A: The digital aspects of healthcare allow doctors and nurses to spend time more efficiently - with more time caring for patients and less on paperwork. South Carolina Heart Center (SCHC) is an excellent example of how digital solutions can improve workflow and reduce costs within the facility. Siemens Soarian Cardiology provides SCHC with the ability to integrate complex patient information across multiple clinical and business processes. In fact, SCHC's cardiac catheterization lab has reduced report turnaround time from days to minutes, and because Soarian has eliminated the need for dictation in the cath lab, it is saving SCHC an estimated $720,000 a year.

Q: How does an all-digital environment impact patient care?

A: Besides having more time to spend with patients, an all-digital environment ensures that clinicians have anytime, anywhere access to the information they need for timely clinical decision-making. IT solutions that enable a comprehensive EPR have built-in, knowledge-based elements that help minimize the risk of errors. Clinical results, image information, electrocardiography and waveform data are all presented at a single point of access allowing for faster diagnosis, more informed decisions and simply, better quality care. This also makes it easy for cardiologists to consult with patients and share information both inside and outside of the cardiology department sooner.

Q: How strong is the demand for integrated solutions today?

A: National issues, such as rising malpractice insurance, rising healthcare costs and the move toward evidence-based medicine have made it necessary for healthcare providers to seek an electronic solution for improved patient care, efficiency and workflow. Only an integrated, comprehensive approach to healthcare delivery will help the industry address these issues and achieve better outcomes. Such a solution should include the most advanced imaging systems for faster, more accurate diagnosis; strategic consulting to ensure process optimization and control costs; as well as the information technology component that brings all patient data together and allows access to information anytime, anywhere. This means more than simply linking up individual departments, but it means linking information from the entire hospital and beyond:  from lab results to pharmaceutical data to insurance facts to electrophysiological information and more.

Nowhere is this level of efficiency and quality of patient care more important than in the cardiac setting, where seconds count in patient health and survival. A good example of the success of an integrated solution is The Heart Center of Indiana (THCI), which opened its doors in December 2002. THCI was the first all-digital free-standing cardiac facility, built from the ground up with Siemens medical technologies.

Q: Why are we seeing an increase in dedicated, specialty heart hospitals?
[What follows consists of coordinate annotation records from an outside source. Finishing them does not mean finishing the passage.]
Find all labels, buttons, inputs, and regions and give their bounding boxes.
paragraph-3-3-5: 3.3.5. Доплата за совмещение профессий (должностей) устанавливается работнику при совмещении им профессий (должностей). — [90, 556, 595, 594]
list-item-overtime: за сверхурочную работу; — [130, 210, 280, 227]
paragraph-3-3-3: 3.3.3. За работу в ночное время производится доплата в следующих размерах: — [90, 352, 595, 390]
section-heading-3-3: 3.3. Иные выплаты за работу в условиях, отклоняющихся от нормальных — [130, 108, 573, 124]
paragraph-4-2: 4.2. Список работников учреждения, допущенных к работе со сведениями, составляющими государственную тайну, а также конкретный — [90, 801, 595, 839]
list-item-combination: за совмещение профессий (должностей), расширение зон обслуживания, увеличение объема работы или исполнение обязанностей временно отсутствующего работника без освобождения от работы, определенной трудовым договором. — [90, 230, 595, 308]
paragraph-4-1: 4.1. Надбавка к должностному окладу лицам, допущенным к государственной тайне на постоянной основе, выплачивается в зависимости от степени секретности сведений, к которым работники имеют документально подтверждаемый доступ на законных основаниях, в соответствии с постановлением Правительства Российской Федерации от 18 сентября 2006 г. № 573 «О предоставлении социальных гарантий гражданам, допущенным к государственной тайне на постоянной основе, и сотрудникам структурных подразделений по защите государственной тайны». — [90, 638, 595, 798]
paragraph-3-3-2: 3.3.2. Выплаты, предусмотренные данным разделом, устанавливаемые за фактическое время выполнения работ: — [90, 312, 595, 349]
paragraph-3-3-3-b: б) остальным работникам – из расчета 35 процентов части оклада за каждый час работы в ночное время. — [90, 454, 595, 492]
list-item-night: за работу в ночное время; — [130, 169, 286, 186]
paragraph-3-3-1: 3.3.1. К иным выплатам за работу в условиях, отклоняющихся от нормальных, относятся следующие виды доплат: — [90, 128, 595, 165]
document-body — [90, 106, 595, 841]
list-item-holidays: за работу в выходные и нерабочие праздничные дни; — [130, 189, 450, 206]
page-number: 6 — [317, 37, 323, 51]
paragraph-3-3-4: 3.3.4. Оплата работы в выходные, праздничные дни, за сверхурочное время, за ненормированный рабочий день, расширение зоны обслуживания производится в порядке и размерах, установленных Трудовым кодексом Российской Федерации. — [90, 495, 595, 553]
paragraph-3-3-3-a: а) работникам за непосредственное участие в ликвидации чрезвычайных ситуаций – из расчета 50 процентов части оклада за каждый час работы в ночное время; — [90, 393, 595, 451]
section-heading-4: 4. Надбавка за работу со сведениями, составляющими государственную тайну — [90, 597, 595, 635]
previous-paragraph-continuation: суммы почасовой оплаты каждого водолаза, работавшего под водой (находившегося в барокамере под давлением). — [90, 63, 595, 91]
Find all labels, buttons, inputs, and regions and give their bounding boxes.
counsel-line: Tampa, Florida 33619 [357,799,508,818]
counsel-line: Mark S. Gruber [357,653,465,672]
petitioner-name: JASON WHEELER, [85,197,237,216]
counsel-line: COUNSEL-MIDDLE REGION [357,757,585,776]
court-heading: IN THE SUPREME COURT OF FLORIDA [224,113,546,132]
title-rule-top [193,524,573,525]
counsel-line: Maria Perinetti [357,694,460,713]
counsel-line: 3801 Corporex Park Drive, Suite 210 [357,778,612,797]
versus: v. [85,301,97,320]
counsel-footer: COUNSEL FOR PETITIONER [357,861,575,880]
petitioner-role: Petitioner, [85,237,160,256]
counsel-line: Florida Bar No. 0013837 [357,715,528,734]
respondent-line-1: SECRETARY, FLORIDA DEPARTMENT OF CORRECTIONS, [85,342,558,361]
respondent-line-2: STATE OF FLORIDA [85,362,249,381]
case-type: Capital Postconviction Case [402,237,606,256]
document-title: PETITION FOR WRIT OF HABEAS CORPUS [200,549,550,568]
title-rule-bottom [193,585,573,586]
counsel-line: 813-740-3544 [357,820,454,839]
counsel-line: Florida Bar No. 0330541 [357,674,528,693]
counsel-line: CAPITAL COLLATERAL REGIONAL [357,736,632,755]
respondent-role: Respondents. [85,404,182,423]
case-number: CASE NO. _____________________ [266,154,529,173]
A: With more than 12 million Americans having a history of heart disease, coupled with diminishing reimbursements, there is a clear need here for reliable and economical tools to diagnose and treat cardiac ailments at an early stage, and to track progression of disease in order to allow for successful medical care. The unique and specialized environment necessary for quality cardiovascular care has prompted a trend of creating specialized heart hospitals. "Big picture" solutions are needed that blend imaging and IT to give cardiologists a unique, customized solution that enhances workflow, saves time and enables proven outcomes.


  • According to World Health Organization (WHO) estimates, 16.6 million people around the globe die of cardiovascular disease each year.
  • In 1999, there were 7.1 million deaths from coronary heart disease globally. The WHO predicts that in 2020 this figure will have risen to 11.1 million.

Robert Dewey is Director, Cardiology Program, at Siemens Medical Solutions.